There are several utility methods that may help you (not actually tied to context scope):

Complete example (it's groovy - minor simplifications are not mistakes):

GenericsContext context = GenericsResolver
                // SomeBean
                .resolve(SomeBean)
                // List<AnotherBean<List<String>>>
                .fieldType(SomeBean.getDeclaredField("listInSomeBean"))

        // AnotherBean<List<String>>
        Type type = context.genericType(0)
        // List<String>
        type = context.resolveTypeGenerics(type)[0]
        // String
        Class res = context.resolveGenericOf(type)

Now about

GenericsContext genericsContextOfListInSomeBean = genericsContextOfList.genericContext(0); // <- THIS ONE WILL BE HELPFUL, will return GenericsContext for 'AnotherBean<List<String>>'

This is already possible with inlying types: context.inlyingType(genericsContextOfList.genericType(0)). But in your case, this is useless as generics context is ONLY required to properly track generic variables. When you already have exact type you can investigate it directly (as shown above).

If your type contains variables, you can use context to replace variables with known generic values: context.resolveType(type) after that you'll have pure type to work with (resolver will actually repackage type).

Ask me if something is not clear: api is not simple, I know (don't have good ideas on how to simplify it).

mikolajmitura commented 4 years ago

Great!, The 'inlyingType' is what I looked for, I don't know why I didn't check that method... Generally generics are not so simple, I'm wondering that I had problem with find framework like that. This framework is doing a lot of good job :-)

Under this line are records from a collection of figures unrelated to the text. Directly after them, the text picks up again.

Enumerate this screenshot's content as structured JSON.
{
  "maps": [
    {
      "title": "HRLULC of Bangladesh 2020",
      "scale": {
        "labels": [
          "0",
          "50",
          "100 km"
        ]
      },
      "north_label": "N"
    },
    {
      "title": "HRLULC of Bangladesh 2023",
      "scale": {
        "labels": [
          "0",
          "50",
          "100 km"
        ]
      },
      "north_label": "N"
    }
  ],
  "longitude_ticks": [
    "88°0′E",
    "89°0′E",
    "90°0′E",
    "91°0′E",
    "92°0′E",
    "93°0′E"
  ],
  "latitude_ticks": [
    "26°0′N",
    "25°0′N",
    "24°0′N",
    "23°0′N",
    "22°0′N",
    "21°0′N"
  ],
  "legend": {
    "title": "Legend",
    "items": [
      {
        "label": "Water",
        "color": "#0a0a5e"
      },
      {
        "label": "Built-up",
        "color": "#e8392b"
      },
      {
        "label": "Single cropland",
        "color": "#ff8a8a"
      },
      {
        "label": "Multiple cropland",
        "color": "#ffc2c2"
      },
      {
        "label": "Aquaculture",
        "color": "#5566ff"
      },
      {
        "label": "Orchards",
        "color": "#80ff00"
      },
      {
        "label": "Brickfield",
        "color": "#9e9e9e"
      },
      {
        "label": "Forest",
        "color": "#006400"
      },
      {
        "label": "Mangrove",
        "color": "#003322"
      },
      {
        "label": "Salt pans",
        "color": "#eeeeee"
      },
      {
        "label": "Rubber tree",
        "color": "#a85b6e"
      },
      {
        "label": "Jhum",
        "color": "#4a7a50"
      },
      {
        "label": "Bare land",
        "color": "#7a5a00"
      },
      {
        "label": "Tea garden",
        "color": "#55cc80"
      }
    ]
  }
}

        GenericsContext context = GenericsResolver.resolve(SomeBean.class);
        Field listField = getField(SomeBean.class, "listInSomeBean", true);
        GenericsContext genericsContextOfList = context.fieldType(listField);
        GenericsContext genericsContext = genericsContextOfList.inlyingType(genericsContextOfList.genericType(0));
        Field someObjectField = getField(genericsContextOfList.generic(0), "someObject", true);
        GenericsContext someObjectFieldGenericContext = genericsContext.fieldType(someObjectField);
        System.out.println(someObjectFieldGenericContext.generic(0));

As I mentioned earlier that validation for paths is my target here:

From Type I will have a problem to get generic context for field 'someObject' from AnotherBean.

mikolajmitura commented 4 years ago

btw I will try make pull request and you will let me know that is acceptable :-)

xvik commented 4 years ago

Summary: have to deny the request, but will add these use-cases in documentation as api usage examples.

@mikolajmitura thank you again for your efforts! It wasn't for nothing!